Question

In: Accounting

1. Accepting a special order is profitable whenever the revenue from the special order exceeds: Multiple...

1. Accepting a special order is profitable whenever the revenue from the special order exceeds:

Multiple Choice

  • The average unit cost of production multiplied by the number of units in the order.

  • The incremental cost of producing the order.

  • The materials and direct labor costs of producing the order.
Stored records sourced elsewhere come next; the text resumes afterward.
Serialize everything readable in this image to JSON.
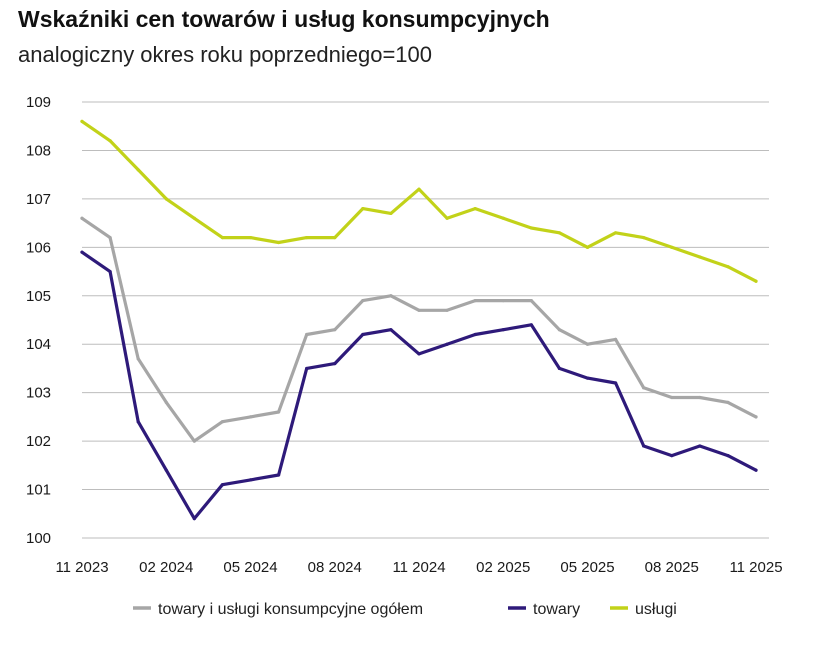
{
  "chart_data": {
    "type": "line",
    "title": "Wskaźniki cen towarów i usług konsumpcyjnych",
    "subtitle": "analogiczny okres roku poprzedniego=100",
    "xlabel": "",
    "ylabel": "",
    "x": [
      "11 2023",
      "12 2023",
      "01 2024",
      "02 2024",
      "03 2024",
      "04 2024",
      "05 2024",
      "06 2024",
      "07 2024",
      "08 2024",
      "09 2024",
      "10 2024",
      "11 2024",
      "12 2024",
      "01 2025",
      "02 2025",
      "03 2025",
      "04 2025",
      "05 2025",
      "06 2025",
      "07 2025",
      "08 2025",
      "09 2025",
      "10 2025",
      "11 2025"
    ],
    "x_tick_labels": [
      "11 2023",
      "02 2024",
      "05 2024",
      "08 2024",
      "11 2024",
      "02 2025",
      "05 2025",
      "08 2025",
      "11 2025"
    ],
    "x_tick_indices": [
      0,
      3,
      6,
      9,
      12,
      15,
      18,
      21,
      24
    ],
    "y_ticks": [
      100,
      101,
      102,
      103,
      104,
      105,
      106,
      107,
      108,
      109
    ],
    "ylim": [
      100,
      109
    ],
    "grid": "horizontal",
    "legend_position": "bottom",
    "series": [
      {
        "name": "towary i usługi konsumpcyjne ogółem",
        "color": "#a6a6a6",
        "values": [
          106.6,
          106.2,
          103.7,
          102.8,
          102.0,
          102.4,
          102.5,
          102.6,
          104.2,
          104.3,
          104.9,
          105.0,
          104.7,
          104.7,
          104.9,
          104.9,
          104.9,
          104.3,
          104.0,
          104.1,
          103.1,
          102.9,
          102.9,
          102.8,
          102.5
        ]
      },
      {
        "name": "towary",
        "color": "#2e1a7a",
        "values": [
          105.9,
          105.5,
          102.4,
          101.4,
          100.4,
          101.1,
          101.2,
          101.3,
          103.5,
          103.6,
          104.2,
          104.3,
          103.8,
          104.0,
          104.2,
          104.3,
          104.4,
          103.5,
          103.3,
          103.2,
          101.9,
          101.7,
          101.9,
          101.7,
          101.4
        ]
      },
      {
        "name": "usługi",
        "color": "#c2d219",
        "values": [
          108.6,
          108.2,
          107.6,
          107.0,
          106.6,
          106.2,
          106.2,
          106.1,
          106.2,
          106.2,
          106.8,
          106.7,
          107.2,
          106.6,
          106.8,
          106.6,
          106.4,
          106.3,
          106.0,
          106.3,
          106.2,
          106.0,
          105.8,
          105.6,
          105.3
        ]
      }
    ]
  }
}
  • The fixed manufacturing costs for the period.

2.

Which of the following types of cost are always relevant to a decision?

Multiple Choice

  • Sunk costs

  • Average costs

  • Incremental costs

  • Fixed costs

3.  

A cost that has already been incurred and cannot be changed is called a(n):

Multiple Choice

  • Opportunity cost.

  • Out-of-pocket cost.

  • Joint cost.

  • Sunk cost.

Solutions

Expert Solution

Solution:-

1. Accepting a special order is profitable whenever the revenue from the special order exceeds:-

B. The incremental cost of producing the order

Explanation:-

Profit from special order will be calculates as follows-

Sales proceeds from special order XXX
Less Incremental cost of producing the special cost XXX
Profit / Loss of special order XXX

Note:- Fixed cost will be consider as sunk cost assuming company have excess capacity.

2. Which of the following types of cost are always relevant to a decision:-

Incremental costs

Explanation:-

Incremental cost analysis will always consider as relevant for decision of accepting or rejecting an order.

3. A cost that has already been incurred and cannot be changed is called a(n):-

Sunk Cost

Explanation:-

A sunk cost is a cost that has already been incurred and that cannot be changed by any decision made now or in the future.